The door to the Quonset hut which housed both the squadron office and the supply room of VMF-229 was padlocked when Charley Galloway walked up to it. He glanced at his watch and saw that it was just after 1200.

PFC Alfred B. Hastings, Galloway decided angrily, had elected to have his luncheon, and fuck the phone, let it ring. He immediately regretted his anger. Hastings, who had transferred into VMF-229 with Tech Sergeant Big Steve Oblensky, had been promoted from being Oblensky's runner to Squadron Clerk.

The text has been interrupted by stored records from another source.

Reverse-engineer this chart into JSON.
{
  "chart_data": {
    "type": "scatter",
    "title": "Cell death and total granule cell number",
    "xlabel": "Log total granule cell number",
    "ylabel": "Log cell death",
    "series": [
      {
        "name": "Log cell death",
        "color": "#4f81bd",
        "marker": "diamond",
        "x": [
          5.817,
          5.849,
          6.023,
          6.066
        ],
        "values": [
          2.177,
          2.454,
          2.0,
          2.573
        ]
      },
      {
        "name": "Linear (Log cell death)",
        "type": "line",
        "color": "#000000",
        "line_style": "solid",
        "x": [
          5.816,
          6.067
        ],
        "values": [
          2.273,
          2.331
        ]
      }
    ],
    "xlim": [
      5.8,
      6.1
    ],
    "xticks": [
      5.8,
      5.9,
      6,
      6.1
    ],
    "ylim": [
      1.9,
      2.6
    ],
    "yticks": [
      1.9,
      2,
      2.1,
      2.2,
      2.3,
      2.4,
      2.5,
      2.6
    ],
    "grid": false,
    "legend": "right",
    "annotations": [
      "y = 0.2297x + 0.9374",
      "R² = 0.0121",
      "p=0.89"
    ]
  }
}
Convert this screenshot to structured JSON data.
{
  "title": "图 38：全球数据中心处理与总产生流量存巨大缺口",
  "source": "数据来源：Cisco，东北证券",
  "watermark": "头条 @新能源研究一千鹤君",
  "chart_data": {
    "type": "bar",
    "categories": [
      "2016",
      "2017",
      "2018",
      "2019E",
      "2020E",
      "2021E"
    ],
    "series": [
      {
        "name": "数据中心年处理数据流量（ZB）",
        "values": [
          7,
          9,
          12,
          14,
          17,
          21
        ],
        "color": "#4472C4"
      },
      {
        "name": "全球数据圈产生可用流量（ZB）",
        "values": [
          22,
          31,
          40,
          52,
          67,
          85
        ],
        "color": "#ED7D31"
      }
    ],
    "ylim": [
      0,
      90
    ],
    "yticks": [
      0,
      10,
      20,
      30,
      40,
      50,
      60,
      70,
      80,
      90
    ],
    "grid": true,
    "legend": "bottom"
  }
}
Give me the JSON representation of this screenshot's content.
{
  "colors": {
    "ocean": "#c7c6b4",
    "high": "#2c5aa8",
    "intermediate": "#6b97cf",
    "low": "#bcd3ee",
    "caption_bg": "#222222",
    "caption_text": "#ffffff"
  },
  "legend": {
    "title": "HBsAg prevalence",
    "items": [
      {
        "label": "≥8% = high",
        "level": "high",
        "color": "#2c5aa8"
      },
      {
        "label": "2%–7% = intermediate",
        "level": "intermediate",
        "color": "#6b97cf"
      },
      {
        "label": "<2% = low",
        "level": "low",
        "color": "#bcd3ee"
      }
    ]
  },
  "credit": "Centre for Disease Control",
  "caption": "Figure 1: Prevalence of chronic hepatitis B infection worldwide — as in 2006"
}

His only qualification for the job was that he could type, but he had proved to be a quick learner of the fine points of Marine Corps bureaucracy and had been doing a good job. Galloway knew how late at night the kid worked, and obviously he had to eat sometime.

Galloway dipped his hand into the open flap of his flight suit and came out with his dog tag chain. It held his dog tags and four keys-one to his BOQ room; one to the Ford; one to the padlock on the squadron office door; and one to the padlock on the safe in the squadron office. He opened the lock and went inside.